- A OCDE afirmou que o conflito no Oriente Médio fará o Reino Unido sofrer mais do que outras economias desenvolvidas, com inflação mais alta prevista.
- O crescimento do Reino Unido neste ano ficou estimado em 0,7%, abaixo da previsão de 1,2% para 2026 feita pela OCDE em dezembro.
- A queda é atribuída à fraqueza do mercado de trabalho, menor investimento das empresas e ao choque causado pela alta de preços de petróleo e gás.
- A OCDE destacou que o Reino Unido é dependente do comércio internacional e de importações de combustível, o que deve pressionar ainda mais a inflação e o crescimento em 2026.
- Enquanto o Reino Unido deve perder 0,5 ponto percentual de crescimento, a França, a Alemanha e a Itália devem registrar quedas menores, de cerca de 0,2 ponto percentual cada uma.
A Organização para Cooperação e Desenvolvimento Econômico (OECD) afirmou que o conflito no Oriente Médio deverá impactar a economia do Reino Unido mais do que o de outras nações desenvolvidas. A instituição aponta inflação mais alta e crescimento menor este ano.
Segundo o relatório, a economia britânica deve crescer 0,7% em 2026, abaixo da previsão de 1,2% publicada em dezembro. A queda reflete enfraquecimento do mercado de trabalho e menor investimento empresarial no fim de 2025, além do choque causado pela alta nos preços de petróleo e gás.

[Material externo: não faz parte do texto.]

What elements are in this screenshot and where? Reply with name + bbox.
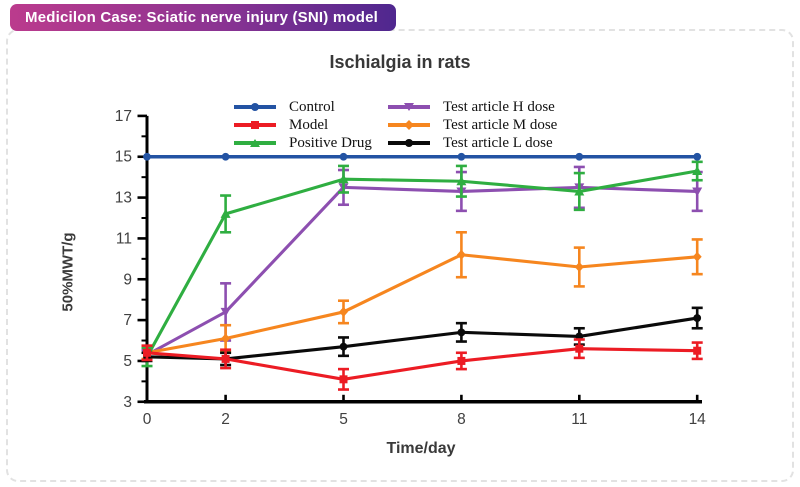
- triangle-up-marker-icon: [250, 139, 260, 147]
- legend-label: Control: [289, 98, 335, 115]
- triangle-down-marker-icon: [404, 103, 414, 111]
- svg-text:9: 9: [123, 271, 132, 288]
- diamond-marker-icon: [404, 120, 414, 130]
- svg-text:2: 2: [221, 411, 230, 428]
- legend-item-m-dose: Test article M dose: [388, 116, 557, 134]
- circle-marker-icon: [251, 103, 259, 111]
- legend-item-h-dose: Test article H dose: [388, 98, 555, 116]
- svg-text:17: 17: [115, 108, 132, 125]
- legend-item-control: Control: [234, 98, 335, 116]
- svg-text:14: 14: [689, 411, 707, 428]
- case-title-badge: Medicilon Case: Sciatic nerve injury (SN…: [10, 4, 397, 31]
- svg-text:11: 11: [571, 411, 587, 428]
- line-sample-icon: [388, 120, 430, 130]
- svg-text:7: 7: [123, 312, 132, 329]
- svg-text:3: 3: [123, 394, 132, 411]
- legend-label: Test article M dose: [443, 116, 558, 133]
- legend-item-positive-drug: Positive Drug: [234, 134, 372, 152]
- square-marker-icon: [251, 121, 259, 129]
- x-axis-title: Time/day: [386, 440, 456, 457]
- legend-label: Test article L dose: [443, 134, 553, 151]
- legend-item-model: Model: [234, 116, 328, 134]
- line-sample-icon: [234, 139, 276, 147]
- axes: 3 5 7 9 11 13 15 17 0 2 5 8 11 14: [115, 108, 706, 428]
- circle-marker-icon: [405, 139, 413, 147]
- svg-text:5: 5: [339, 411, 348, 428]
- line-sample-icon: [388, 103, 430, 111]
- legend-label: Model: [289, 116, 329, 133]
- svg-text:5: 5: [123, 353, 132, 370]
- line-sample-icon: [234, 121, 276, 129]
- line-sample-icon: [388, 139, 430, 147]
- legend-label: Test article H dose: [443, 98, 555, 115]
- svg-text:0: 0: [143, 411, 152, 428]
- series-model: [141, 338, 703, 391]
- svg-text:8: 8: [457, 411, 466, 428]
- legend-label: Positive Drug: [289, 134, 372, 151]
- legend-item-l-dose: Test article L dose: [388, 134, 553, 152]
- svg-text:13: 13: [115, 190, 132, 207]
- series-test-article-m-dose: [141, 230, 703, 361]
- chart-title: Ischialgia in rats: [329, 52, 471, 72]
- svg-text:11: 11: [116, 230, 132, 247]
- series-control: [143, 152, 702, 161]
- svg-text:15: 15: [115, 149, 132, 166]
- line-sample-icon: [234, 103, 276, 111]
- series-positive-drug: [141, 160, 703, 368]
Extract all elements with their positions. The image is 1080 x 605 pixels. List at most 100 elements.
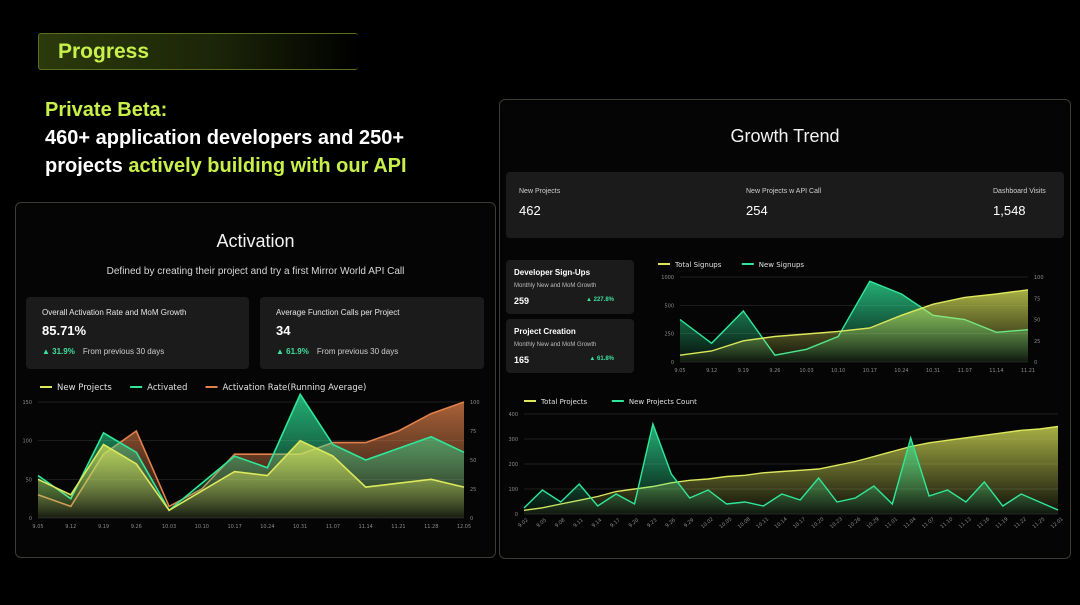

A OECD destaca a dependência do Reino Unido do comércio internacional e da importação de combustível, que pressionam a inflação e reduzem o impulso de crescimento. Países como França, Alemanha e Itália teriam quedas menores, de cerca de 0,2 ponto percentual.
Impactos e cenários
O grupo internacional alerta que a evolução do conflito poderá testar a resiliência da economia global. Se a volatilidade nos preços de energia persistir, o custo para empresas e consumidores aumentará, afetando o crescimento.
Em relatório separado, a OECD sustenta que a economia dos EUA crescerá 2% em 2026, impulsionada por decisão da Suprema Corte que reduziu tarifas de importação e pela demanda por petróleo americano diante do conflito.
O relatório também aponta riscos de piora no panorama em 2027 caso haja interrupções contínuas de exportações do Oriente Médio ou menor retorno de investimento em IA.